Prophylactic Use of Brimonidine or Apraclonidine for Intraocular Pressure Elevation following Laser Iridotomy.
- Author:
Won Jun SUH
1
;
Soon Cheol CHA
Author Information
1. Department of Ophthalmology, Yeungnam University College of Medicine, Daegu, Korea. sccha@med.yu.ac.kr
- Publication Type:Clinical Trial ; Original Article ; Randomized Controlled Trial
- Keywords:
Apraclonidine;
Brimonidine;
Laser iridotomy
- MeSH:
Argon;
Glaucoma, Angle-Closure;
Humans;
Incidence;
Intraocular Pressure*;
Manometry;
Masks;
Brimonidine Tartrate
- From:Journal of the Korean Ophthalmological Society
2002;43(5):830-836
- CountryRepublic of Korea
- Language:Korean
-
Abstract:
PURPOSE: The purpose of this study was to evaluate and compare the prophylactic effect of brimonidine 0.2% and apraclonidine 0.5% in preventing intraocular pressure(IOP) elevation in patients undergoing laser iridotomy. METHODS: The 24-hour, placebo-controlled, randomized, clinical trial was conducted to determine the efficacy of brimonidine 0.2% and apraclonidine 0.5% in controlling IOP after combined argon and Nd:YAG laser peripheral iridotomy. The 110 eyes(56 eyes with angle closure glaucoma, 54 eyes with narrow occludable angle) were randomized to receive brimonidine 0.2%, apraclonidine 0.5% or artificial tear(as placebo) 20 minutes before the procedure. IOP was measured before and 1, 2, and 24 hours after the procedure by masked observer using Goldmann applanation tonometry.
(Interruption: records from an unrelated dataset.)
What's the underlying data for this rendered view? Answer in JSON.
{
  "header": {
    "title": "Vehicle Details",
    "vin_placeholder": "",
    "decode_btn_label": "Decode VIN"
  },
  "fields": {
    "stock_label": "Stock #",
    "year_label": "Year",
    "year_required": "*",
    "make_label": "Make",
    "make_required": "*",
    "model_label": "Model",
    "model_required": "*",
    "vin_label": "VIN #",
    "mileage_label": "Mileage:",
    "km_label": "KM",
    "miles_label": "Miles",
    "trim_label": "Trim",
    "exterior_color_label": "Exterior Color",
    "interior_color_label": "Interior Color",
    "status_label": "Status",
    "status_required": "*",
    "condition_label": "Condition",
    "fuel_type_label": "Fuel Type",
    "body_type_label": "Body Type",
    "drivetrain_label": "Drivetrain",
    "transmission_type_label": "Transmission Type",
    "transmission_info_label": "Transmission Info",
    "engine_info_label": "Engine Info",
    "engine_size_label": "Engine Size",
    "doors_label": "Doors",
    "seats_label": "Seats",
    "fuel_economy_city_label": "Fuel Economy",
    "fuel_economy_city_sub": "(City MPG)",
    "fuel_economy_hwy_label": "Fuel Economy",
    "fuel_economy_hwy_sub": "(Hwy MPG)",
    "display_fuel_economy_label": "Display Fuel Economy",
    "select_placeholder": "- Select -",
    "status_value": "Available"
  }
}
The difference between preoperative(baseline) IOP and the highest postoperative IOP was recorded as the maximum IOP rise. RESULTS: The mean of maximum IOP rise was 1.1+/-5.6 mmHg in the brimonidine group, 1.0+/-2.9 mmHg in the apraclonidine group and 4.7+/-7.6 mmHg in the placebo group. There was statistically significant decrease in IOP in both drug groups compared to the placebo group(p<0.05). The incidence of maximum IOP rise greater than 5 mmHg was 18.2%(6/33 eyes) in the brimonidine group, 11.4%(4/35 eyes) in the apraclonidine group and 42.9%(18/42 eyes) in the placebo group. But no statistical difference was found between the brimonidine group and apraclonidine group(p>0.05). CONCLUSIONS: Both brimonidine 0.2% and apraclonidine 0.5% were significantly effective in preventing IOP spike following laser iridotomy procedure. There was a tendency toward less efficacy with brimonidine 0.2% compared to apraclonidine 0.5%, but this was statistically insignificant.